Was bleibt nach diesem Sonntagabend?
Vermutlich eine schlaflose Nacht. Genau deshalb schaue ich mir normalerweise keine Krimis an. Und dieser «Tatort» hat mich in der Entscheidung bestätigt. Nicht unbedingt, weil er besonders gruselig wäre, sondern weil die Storyline etwas konfus ist und er ziemlich viel in seine 90 Minuten packt. Und natürlich gibt es einen Mord. Oder mehrere?
Irgendwann fragt man sich, wozu es neben einem Atomschlag-Szenario auch noch die Entschärfung einer Weltkriegsbombe braucht. Als wäre ein Mordfall samt Überlebenstraining und Atomangst nicht schon genug Weltuntergang für einen Sonntagabend.
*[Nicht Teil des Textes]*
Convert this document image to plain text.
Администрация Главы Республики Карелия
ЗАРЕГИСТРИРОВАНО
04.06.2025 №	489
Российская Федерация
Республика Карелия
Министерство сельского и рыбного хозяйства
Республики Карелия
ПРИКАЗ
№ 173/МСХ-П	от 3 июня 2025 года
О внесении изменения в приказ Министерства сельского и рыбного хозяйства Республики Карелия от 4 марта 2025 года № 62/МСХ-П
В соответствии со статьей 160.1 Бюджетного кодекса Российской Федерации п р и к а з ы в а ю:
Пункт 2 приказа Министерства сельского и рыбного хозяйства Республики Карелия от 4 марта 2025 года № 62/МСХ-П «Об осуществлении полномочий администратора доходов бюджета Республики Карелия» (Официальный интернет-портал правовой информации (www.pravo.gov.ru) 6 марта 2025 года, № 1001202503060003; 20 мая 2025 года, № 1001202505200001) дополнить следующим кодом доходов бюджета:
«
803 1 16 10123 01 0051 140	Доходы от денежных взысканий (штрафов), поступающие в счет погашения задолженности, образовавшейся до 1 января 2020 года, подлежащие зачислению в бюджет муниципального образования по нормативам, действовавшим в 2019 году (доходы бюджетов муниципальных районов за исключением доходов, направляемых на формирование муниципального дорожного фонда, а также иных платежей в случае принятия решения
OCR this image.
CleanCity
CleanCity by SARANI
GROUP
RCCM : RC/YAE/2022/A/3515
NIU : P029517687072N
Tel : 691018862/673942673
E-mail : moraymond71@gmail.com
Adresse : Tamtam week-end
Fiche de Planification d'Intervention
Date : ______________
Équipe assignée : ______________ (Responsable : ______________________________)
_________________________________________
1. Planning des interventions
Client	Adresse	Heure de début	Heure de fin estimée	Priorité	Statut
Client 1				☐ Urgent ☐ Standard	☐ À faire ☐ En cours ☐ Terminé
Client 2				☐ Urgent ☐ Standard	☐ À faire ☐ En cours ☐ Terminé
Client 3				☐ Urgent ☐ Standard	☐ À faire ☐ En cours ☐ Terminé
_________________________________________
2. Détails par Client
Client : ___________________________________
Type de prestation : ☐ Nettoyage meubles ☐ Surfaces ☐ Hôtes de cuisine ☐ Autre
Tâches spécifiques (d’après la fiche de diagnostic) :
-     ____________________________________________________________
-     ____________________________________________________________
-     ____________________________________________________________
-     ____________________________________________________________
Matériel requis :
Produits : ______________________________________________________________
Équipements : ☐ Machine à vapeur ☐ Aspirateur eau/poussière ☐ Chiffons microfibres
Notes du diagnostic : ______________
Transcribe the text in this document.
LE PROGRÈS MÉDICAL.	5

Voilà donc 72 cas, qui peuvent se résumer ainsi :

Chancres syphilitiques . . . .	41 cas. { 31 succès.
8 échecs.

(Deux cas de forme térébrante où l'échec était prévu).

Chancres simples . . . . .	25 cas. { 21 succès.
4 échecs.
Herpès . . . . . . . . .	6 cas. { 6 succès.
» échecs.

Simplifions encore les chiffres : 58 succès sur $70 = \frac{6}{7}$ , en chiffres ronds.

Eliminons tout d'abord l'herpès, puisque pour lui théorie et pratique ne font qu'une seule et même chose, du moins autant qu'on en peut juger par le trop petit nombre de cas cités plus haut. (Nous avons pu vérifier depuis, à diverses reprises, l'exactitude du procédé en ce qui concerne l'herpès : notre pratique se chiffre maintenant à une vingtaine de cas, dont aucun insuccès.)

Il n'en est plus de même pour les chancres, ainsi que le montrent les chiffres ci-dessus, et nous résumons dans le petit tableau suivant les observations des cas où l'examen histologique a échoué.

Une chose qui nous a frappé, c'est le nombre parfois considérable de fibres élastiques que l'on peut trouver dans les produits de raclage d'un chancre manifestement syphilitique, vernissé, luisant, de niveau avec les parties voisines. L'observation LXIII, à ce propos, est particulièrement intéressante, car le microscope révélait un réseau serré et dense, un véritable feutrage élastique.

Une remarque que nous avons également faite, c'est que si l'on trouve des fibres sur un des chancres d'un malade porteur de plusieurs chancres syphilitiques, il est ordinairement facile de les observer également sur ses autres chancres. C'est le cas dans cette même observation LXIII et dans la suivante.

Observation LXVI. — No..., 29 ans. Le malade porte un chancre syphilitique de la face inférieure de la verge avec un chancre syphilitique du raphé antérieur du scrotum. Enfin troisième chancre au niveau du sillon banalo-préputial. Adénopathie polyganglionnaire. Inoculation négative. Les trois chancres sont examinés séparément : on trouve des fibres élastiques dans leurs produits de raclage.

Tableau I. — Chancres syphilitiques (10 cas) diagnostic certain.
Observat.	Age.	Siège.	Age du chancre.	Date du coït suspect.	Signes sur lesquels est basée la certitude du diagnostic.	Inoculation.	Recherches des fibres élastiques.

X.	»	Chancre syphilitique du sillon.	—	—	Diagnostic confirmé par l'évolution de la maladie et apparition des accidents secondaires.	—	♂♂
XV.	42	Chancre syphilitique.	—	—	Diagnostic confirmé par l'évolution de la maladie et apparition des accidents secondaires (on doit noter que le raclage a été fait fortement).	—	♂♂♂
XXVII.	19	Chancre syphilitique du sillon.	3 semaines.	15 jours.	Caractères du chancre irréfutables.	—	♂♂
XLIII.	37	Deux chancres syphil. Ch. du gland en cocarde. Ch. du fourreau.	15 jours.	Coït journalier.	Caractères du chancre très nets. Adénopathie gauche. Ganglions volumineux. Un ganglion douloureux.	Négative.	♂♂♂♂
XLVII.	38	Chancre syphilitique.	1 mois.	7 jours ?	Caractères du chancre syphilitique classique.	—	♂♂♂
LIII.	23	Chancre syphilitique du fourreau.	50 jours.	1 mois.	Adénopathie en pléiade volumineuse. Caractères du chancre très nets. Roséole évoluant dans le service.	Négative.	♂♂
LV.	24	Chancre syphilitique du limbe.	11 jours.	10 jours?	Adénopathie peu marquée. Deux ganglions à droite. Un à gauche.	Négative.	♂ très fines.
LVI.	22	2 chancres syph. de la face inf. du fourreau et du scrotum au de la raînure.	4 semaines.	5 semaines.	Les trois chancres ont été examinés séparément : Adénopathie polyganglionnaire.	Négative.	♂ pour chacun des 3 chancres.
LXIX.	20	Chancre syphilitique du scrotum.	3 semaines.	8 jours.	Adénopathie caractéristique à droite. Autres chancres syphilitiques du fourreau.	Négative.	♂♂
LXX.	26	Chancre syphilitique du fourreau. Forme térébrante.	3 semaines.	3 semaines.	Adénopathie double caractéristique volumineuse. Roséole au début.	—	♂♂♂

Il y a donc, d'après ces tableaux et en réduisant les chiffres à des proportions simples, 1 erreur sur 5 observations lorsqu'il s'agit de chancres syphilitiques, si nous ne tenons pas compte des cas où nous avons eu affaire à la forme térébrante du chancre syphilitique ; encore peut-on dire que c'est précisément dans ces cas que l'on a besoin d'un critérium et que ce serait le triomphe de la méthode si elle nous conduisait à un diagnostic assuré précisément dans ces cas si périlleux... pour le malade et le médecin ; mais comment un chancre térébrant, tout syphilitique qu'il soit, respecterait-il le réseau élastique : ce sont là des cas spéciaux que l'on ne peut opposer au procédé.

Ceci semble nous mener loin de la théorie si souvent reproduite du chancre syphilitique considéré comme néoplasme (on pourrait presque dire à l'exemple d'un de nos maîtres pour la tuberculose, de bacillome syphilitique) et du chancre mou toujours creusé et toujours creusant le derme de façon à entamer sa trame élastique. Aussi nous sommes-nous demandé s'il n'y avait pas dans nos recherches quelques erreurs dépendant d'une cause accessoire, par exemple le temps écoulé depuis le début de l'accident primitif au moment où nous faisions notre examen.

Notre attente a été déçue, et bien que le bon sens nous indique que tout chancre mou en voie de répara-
Die Bombe sorgt zwar dafür, dass halb Köln im Ausnahmezustand ist – für die Geschichte wirkt sie aber vor allem wie eine Katastrophe, die unbedingt noch reinmusste.
Wird dieser «Tatort» mein Leben verändern?
Ich denke kaum, denn ich werde meine Sonntagabende künftig wohl anders verbringen. Vielleicht mit Büssis «Late Night Switzerland»? Wobei irgendwann konnte selbst ich nicht mehr abschalten. Halbwegs spannend war es dann nämlich doch. Vielleicht übernehme ich sogar eine Tradition aus dem Film und trinke nächsten Sonntag ein Gläschen Limoncello.
Wann hätte ich beinahe zum Smartphone gegriffen?
Dafür war ich zu beschäftigt mit Kopfschütteln. Etwa als die Teilnehmer des Überlebenstrainings in Gasmasken einen Sack mit den letzten nicht kontaminierten Lebensmitteln durch den Bunker schleppten – auf Zeit. Offenbar soll das auf das Überleben in einer feindlichen Umgebung vorbereiten. Ich hätte gedacht, beim Weltuntergang wäre Energiesparen angesagt, aber immerhin weiss ich jetzt: Wenn die Atombombe fällt, bloss die Stoppuhr nicht vergessen.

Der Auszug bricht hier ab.